D. Constructive discharge

Plaintiff Hall alleges that he was subjected to discriminatory working conditions that were so intolerable that he was forced to resign from his position. (Doc. # 6). It appears that Hall may be attempting to allege constructive discharge as evidence of retaliation. (Doc. # 80).

However, retaliation and constructive discharge are two separate claims subject to different legal standards. Viewing the evidence in the light most favorable to Hall, the court will analyze Hall's constructive discharge allegation as a separate claim as articulated in claim III of his complaint. (Doc. # 6).

Hall went on leave from his position with defendant in October 2011, allegedly due to stress from the claimed discrimination and racial comments. (Doc. # 80, 80-2). Hall's physician corroborated that Hall sought leave due to the stressful environment at work, which caused him anxiety and other physical symptoms. (Doc. # 80).

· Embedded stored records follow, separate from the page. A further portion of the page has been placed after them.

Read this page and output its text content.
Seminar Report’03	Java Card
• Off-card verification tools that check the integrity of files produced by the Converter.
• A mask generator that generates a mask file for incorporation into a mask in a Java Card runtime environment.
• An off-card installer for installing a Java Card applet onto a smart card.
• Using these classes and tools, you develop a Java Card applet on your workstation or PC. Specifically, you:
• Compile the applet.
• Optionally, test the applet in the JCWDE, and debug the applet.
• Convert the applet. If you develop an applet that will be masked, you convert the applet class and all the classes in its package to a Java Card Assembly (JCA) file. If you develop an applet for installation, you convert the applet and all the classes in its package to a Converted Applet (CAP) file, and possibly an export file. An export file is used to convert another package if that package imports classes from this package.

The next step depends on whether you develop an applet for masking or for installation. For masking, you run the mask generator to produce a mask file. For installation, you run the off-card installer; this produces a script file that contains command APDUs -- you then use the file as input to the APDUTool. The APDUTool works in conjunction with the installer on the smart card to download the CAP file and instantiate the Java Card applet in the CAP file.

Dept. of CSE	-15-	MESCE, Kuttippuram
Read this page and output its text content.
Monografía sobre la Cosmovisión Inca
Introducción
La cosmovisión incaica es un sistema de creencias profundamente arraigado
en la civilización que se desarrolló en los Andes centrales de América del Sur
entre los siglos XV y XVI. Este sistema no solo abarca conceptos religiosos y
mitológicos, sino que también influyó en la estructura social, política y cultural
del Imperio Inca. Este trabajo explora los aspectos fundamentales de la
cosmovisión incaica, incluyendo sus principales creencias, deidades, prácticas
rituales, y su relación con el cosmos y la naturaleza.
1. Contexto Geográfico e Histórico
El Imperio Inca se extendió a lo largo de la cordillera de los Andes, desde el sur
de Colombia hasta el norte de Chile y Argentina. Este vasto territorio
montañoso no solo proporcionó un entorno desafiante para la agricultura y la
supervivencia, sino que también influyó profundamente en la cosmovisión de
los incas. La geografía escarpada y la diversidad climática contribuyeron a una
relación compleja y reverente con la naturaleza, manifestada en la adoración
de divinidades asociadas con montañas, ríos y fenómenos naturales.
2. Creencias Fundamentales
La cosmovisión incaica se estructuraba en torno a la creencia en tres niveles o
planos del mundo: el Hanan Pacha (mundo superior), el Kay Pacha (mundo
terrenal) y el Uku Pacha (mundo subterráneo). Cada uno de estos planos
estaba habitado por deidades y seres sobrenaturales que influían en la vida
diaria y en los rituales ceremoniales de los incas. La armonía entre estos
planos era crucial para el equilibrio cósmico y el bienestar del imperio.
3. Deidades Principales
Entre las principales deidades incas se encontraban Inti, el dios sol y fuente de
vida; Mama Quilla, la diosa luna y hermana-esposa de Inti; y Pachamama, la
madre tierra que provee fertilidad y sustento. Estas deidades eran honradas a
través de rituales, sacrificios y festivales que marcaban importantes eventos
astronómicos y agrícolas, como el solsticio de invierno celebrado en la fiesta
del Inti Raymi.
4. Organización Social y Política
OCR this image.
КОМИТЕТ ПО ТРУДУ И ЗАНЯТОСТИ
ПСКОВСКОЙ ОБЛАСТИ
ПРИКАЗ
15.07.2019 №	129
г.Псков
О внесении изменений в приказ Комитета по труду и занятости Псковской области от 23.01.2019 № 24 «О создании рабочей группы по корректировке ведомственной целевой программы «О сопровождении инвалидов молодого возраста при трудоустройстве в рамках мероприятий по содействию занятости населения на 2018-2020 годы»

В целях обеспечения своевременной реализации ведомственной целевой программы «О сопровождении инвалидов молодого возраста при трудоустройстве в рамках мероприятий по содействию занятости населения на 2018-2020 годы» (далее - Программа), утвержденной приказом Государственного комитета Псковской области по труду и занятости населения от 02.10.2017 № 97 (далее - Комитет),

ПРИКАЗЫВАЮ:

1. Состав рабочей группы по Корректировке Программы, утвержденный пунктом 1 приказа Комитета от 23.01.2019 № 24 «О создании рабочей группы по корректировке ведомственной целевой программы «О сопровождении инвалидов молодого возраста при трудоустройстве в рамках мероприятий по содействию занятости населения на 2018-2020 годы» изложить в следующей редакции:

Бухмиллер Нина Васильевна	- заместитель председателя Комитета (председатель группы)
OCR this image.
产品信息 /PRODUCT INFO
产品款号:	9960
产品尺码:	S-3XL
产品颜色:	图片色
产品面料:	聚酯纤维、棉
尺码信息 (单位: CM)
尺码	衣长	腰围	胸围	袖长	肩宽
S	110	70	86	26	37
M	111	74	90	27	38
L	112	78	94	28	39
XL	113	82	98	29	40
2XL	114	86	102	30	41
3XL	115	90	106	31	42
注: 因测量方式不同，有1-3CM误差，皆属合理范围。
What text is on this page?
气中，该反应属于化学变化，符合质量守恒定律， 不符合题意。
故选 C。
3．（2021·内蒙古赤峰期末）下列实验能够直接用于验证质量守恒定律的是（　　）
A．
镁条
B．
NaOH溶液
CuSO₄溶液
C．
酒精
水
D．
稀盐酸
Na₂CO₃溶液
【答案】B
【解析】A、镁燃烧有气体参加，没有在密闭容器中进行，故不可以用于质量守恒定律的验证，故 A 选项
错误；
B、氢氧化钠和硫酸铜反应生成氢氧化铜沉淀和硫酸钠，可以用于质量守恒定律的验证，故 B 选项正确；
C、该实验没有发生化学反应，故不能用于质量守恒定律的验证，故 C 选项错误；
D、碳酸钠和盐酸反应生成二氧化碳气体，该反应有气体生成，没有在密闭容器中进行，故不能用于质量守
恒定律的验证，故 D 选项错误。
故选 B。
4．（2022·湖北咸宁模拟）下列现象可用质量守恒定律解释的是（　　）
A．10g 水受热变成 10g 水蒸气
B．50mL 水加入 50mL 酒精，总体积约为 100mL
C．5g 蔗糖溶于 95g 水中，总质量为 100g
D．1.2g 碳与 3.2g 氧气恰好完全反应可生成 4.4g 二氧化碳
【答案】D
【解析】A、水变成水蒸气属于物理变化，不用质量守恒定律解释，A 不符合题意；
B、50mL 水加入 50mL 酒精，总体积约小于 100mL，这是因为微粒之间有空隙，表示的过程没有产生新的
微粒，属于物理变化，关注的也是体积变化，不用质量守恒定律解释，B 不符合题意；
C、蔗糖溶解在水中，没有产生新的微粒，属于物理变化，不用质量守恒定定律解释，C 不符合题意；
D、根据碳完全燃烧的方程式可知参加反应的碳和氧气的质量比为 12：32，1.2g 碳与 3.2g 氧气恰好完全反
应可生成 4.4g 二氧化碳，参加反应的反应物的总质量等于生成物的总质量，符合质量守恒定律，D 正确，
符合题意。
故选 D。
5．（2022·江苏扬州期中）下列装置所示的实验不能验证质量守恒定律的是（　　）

Defendant claims that the psychiatric examination of plaintiff Hall is unreliable. However, at this point in time, the court cannot decide this question as a matter of law. Hall has produced sufficient evidence to allow his claim of hostile work environment based on race to proceed.

Because it is possible that Hall was subjected to a hostile work environment, it is also conceivable that such pervasive conduct led to Hall's constructive discharge. Again, whether discriminatory conditions rose to a level warranting resignation is unclear, but it cannot presently be resolved as a matter of law. Thomas v. Douglas, 877 F.2d 1428, 1434 (9th Cir. 1989). Accordingly, summary judgment on Hall's claim of constructive discharge will be denied.

IV. Conclusion

Based on the above analysis, the court will grant summary judgment on plaintiffs' hostile work environment claims for sexual harassment and sex discrimination. The court will deny summary judgment on plaintiffs' remaining claims.

For the foregoing reasons,

IT IS HEREBY ORDERED, ADJUDGED, AND DECREED that defendant's motion for summary judgment, (doc. # 70), be, and the same hereby is, GRANTED in part and DENIED in part, pursuant to the foregoing.